OpenAI Grants EU Access to GPT-5.5-Cyber Model as Anthropic Holds Out
OpenAI announced on Monday it would grant the EU access to its GPT-5.5-Cyber model in limited preview to vetted cybersecurity teams and European partners. The development highlights differing stages of engagement with Anthropic over its month-old Mythos model as the Commission seeks to monitor deployment and address security concerns.

European partners including businesses, governments, cyber authorities and EU institutions such as the EU AI office would be granted access, the company said. The announcement comes a month after Anthropic released its own model, Mythos, that prompted a wave of fears around cyberattacks on critical software.
Commission Spokesperson Thomas Regnier welcomed OpenAI's decision at a press briefing on Monday. "We welcome OpenAI's transparency and intent to give commission access to new model," Regnier said. He confirmed an exchange had taken place between OpenAI and the EU, with further discussions planned this week around access to the model.
"This will allow us to follow deployment of the model very closely, and address security concerns," Regnier added. Though Mythos was released a month ago, Anthropic has yet to grant the EU preview access to review it. The EU is discussing access with Anthropic, but the talks are at a "different stage" than those with OpenAI.

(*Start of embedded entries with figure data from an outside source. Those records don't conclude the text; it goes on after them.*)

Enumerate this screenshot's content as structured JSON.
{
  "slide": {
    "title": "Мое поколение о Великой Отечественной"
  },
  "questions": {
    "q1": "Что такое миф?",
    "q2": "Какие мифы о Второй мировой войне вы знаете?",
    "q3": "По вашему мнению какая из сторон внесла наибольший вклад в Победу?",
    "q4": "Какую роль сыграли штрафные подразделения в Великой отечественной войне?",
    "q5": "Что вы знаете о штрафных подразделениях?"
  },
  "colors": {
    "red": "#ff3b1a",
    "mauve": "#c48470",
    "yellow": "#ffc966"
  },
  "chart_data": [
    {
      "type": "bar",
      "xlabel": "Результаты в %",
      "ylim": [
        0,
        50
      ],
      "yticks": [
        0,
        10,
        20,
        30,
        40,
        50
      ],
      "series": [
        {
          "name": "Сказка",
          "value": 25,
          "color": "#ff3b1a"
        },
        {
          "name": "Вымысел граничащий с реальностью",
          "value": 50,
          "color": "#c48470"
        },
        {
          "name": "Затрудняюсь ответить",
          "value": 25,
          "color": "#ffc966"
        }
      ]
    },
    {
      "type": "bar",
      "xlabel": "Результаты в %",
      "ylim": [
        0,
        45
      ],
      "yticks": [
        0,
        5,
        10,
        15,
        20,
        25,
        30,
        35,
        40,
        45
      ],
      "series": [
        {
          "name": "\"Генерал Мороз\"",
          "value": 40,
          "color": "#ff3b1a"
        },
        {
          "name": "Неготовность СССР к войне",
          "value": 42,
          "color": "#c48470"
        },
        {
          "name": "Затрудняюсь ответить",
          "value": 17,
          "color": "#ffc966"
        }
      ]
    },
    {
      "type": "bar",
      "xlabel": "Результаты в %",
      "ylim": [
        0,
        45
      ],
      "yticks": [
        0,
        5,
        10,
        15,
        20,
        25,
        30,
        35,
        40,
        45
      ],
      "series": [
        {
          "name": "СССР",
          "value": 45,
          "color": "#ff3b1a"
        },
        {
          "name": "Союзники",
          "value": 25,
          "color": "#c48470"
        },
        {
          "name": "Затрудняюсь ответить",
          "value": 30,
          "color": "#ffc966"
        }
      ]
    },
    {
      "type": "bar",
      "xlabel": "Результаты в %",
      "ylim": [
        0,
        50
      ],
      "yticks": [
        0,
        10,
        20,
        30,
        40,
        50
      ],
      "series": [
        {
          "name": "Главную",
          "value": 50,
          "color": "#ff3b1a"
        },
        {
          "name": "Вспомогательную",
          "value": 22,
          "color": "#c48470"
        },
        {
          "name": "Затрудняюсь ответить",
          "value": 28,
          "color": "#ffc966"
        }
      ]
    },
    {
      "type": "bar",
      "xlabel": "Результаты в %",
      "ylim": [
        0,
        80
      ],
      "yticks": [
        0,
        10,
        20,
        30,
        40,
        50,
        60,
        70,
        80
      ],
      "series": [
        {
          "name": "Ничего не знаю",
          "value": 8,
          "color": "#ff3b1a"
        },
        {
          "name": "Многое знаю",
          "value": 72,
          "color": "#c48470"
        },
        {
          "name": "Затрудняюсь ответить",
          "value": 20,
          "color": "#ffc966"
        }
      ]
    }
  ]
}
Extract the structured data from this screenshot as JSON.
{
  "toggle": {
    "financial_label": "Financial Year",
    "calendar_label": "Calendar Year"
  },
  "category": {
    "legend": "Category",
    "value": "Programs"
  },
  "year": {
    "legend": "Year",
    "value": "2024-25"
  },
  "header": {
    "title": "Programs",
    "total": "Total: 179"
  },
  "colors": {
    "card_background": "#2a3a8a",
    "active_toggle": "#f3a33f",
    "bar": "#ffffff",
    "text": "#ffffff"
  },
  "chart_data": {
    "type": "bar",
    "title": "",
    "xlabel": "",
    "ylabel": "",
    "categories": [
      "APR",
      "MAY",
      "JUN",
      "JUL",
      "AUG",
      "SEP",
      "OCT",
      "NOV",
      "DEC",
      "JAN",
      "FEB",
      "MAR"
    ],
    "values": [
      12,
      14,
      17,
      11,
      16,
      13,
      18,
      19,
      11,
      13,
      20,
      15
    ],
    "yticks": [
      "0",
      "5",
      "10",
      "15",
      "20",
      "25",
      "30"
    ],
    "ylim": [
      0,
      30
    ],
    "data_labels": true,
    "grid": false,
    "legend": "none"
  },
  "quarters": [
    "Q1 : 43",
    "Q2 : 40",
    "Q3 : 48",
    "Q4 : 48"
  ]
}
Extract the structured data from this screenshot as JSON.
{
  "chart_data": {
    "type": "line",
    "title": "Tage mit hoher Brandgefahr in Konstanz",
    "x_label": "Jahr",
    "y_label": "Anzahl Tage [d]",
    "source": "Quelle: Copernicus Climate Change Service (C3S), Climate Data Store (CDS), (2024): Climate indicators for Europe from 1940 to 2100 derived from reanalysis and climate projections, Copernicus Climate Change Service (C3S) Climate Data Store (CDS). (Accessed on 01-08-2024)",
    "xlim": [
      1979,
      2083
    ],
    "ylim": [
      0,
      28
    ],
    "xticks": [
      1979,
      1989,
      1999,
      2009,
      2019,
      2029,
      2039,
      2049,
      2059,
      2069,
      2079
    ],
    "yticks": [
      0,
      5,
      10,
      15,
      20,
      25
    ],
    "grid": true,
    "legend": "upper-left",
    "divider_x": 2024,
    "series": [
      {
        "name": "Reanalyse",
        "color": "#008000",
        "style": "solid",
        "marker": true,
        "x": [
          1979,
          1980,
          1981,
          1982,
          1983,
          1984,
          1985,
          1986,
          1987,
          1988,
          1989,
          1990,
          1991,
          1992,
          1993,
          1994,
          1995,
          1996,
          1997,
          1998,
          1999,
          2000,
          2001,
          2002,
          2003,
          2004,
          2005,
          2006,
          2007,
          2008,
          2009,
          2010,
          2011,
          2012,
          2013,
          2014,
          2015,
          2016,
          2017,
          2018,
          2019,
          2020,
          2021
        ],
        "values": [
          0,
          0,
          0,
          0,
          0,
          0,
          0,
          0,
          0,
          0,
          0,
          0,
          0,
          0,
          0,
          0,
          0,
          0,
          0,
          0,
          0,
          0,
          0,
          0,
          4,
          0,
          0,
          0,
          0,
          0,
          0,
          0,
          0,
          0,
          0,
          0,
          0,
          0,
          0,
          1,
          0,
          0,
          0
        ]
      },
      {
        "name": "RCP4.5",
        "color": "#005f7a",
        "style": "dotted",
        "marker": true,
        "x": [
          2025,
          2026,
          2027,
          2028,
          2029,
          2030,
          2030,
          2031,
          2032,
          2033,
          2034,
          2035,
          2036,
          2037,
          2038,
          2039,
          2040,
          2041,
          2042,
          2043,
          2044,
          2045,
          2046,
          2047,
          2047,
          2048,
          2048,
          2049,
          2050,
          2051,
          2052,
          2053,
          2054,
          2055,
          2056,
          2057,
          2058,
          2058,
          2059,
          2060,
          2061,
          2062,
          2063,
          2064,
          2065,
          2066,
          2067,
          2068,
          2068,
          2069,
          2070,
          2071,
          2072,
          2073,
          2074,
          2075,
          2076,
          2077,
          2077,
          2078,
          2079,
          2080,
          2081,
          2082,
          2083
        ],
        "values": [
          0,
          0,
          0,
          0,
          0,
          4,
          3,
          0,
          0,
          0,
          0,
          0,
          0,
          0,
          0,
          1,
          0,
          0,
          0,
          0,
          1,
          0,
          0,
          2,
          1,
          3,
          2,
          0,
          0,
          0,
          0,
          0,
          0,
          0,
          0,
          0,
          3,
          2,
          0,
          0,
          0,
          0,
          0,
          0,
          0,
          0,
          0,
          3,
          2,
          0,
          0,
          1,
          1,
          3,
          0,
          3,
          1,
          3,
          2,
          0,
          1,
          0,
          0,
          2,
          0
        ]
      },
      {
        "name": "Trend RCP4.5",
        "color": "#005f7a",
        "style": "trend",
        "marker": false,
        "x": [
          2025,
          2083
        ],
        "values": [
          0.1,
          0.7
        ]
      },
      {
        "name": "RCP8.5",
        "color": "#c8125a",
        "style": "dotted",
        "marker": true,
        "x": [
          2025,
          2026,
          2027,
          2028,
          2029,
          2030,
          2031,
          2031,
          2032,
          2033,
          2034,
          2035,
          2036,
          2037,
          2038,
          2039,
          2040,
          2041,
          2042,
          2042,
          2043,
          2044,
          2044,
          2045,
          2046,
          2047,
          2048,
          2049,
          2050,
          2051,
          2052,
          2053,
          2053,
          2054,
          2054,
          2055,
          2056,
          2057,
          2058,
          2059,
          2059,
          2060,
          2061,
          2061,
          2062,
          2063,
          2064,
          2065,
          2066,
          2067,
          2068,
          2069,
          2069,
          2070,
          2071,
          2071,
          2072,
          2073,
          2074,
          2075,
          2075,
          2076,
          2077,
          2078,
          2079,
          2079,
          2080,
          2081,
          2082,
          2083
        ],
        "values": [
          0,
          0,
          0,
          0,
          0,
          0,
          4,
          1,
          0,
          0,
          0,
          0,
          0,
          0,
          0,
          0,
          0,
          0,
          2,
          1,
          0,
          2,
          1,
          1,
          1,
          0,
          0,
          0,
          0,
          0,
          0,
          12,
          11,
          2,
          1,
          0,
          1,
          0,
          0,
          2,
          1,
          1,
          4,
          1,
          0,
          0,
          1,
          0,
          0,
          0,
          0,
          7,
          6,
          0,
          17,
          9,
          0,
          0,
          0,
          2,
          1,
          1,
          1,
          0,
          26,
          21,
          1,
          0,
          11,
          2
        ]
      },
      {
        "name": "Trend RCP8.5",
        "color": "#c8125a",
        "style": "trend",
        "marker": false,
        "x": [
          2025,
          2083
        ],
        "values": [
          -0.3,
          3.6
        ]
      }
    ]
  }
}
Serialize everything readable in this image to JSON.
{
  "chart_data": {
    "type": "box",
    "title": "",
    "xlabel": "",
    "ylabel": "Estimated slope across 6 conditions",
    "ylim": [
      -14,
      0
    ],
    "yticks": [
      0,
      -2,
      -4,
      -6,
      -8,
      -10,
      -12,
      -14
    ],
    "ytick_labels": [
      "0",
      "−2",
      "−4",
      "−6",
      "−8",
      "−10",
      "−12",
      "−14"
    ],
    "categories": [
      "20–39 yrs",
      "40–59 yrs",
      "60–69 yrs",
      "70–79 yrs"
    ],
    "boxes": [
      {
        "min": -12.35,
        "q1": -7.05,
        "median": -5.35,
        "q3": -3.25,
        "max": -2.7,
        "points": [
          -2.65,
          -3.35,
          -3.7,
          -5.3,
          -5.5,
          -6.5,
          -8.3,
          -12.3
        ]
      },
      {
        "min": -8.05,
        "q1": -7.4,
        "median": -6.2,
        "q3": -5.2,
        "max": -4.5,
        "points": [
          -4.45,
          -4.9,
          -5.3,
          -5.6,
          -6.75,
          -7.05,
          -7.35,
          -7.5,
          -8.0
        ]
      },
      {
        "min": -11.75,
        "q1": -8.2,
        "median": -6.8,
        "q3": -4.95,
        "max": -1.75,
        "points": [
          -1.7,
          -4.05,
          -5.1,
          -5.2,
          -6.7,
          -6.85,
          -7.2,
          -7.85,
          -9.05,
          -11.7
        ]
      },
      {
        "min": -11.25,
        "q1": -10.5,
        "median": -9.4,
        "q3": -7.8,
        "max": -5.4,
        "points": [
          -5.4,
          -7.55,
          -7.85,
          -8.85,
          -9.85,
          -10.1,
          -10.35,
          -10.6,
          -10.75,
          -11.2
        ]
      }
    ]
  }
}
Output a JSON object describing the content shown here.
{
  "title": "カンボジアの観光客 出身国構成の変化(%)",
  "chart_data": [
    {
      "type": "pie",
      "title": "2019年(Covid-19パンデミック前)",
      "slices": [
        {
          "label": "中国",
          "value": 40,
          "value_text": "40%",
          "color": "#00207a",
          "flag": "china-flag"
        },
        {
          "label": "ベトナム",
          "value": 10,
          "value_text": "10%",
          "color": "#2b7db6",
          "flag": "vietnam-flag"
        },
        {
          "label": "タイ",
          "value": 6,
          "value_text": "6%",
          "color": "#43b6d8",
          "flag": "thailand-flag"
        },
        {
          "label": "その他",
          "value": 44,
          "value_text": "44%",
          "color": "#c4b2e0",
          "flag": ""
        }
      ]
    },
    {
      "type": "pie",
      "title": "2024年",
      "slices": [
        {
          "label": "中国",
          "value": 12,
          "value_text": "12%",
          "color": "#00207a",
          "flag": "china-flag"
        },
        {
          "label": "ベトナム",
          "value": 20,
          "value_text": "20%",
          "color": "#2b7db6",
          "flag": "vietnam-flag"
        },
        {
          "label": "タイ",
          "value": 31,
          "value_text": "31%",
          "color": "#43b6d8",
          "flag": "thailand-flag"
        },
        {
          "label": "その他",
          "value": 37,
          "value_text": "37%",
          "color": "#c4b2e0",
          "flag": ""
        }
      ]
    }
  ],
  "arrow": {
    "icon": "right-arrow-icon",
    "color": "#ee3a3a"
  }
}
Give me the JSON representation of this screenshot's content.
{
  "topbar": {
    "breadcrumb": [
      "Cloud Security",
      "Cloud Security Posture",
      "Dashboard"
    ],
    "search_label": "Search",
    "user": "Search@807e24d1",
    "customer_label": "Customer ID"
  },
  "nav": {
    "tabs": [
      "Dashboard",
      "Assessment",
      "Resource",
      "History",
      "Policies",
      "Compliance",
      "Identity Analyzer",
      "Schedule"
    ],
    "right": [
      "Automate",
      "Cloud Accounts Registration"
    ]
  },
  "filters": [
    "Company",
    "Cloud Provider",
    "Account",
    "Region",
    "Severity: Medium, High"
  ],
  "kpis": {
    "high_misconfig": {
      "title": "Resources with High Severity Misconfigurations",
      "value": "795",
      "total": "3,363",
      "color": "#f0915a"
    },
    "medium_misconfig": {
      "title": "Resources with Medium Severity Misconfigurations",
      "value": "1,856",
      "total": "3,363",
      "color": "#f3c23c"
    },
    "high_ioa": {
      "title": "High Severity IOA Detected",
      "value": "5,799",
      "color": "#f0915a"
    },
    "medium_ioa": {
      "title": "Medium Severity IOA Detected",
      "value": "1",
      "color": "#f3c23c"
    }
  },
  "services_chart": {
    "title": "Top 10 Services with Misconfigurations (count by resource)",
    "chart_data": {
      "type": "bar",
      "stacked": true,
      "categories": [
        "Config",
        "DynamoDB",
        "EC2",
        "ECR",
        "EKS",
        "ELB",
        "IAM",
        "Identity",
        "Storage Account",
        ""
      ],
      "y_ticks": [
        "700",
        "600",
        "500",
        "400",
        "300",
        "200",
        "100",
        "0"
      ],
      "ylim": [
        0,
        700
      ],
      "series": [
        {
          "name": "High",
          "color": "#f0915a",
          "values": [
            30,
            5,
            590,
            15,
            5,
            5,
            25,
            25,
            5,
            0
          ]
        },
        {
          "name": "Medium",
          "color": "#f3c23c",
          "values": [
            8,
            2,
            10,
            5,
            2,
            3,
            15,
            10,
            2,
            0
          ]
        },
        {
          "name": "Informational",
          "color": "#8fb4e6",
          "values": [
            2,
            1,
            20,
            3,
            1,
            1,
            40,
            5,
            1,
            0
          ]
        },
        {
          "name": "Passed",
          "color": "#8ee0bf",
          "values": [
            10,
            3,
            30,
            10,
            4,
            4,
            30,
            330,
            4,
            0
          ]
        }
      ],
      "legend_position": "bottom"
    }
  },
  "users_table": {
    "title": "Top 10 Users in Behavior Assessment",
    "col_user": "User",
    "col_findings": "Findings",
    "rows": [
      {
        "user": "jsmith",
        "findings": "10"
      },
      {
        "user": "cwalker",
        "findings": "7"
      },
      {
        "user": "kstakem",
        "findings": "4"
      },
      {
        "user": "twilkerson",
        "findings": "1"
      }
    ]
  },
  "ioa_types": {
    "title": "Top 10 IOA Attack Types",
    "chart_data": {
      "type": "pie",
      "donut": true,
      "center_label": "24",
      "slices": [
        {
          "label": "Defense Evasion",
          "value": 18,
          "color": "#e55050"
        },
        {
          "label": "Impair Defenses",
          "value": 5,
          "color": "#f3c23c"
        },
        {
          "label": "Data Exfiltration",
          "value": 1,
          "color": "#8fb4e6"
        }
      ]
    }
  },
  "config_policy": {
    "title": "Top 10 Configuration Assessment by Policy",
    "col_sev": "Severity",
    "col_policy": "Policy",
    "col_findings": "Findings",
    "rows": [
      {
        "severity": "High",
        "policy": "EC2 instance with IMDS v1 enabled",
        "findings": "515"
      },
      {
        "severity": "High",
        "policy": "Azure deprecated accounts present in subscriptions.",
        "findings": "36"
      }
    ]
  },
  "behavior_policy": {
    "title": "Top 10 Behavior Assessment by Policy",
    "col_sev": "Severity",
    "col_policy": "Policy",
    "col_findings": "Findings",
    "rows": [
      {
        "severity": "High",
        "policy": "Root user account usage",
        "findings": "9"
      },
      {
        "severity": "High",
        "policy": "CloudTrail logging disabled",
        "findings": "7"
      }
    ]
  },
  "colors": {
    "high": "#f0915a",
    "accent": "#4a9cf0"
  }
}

The Commission had held "four or five" meetings with Anthropic. Regnier said the discussions were "not yet at the same stage as the solution we have on the table from OpenAI."
OpenAI's Head of OpenAI for Countries George Osborne said in a statement that AI labs should not act alone on cyber safety. "AI labs like ours shouldn’t be the sole arbiters of cyber safety as resilience depends on trusted partners working together," Osborne said. "The latest cyber AI capabilities should be available for Europe’s many defenders, not just the few, and we want to help make that happen."
Through the OpenAI EU Cyber Action Plan, the company will work with European policymakers, institutions and businesses by democratizing access to the defensive tools that trusted actors can use to strengthen shared security, support public safety and reflect European priorities. Anthropic has been approached for comment.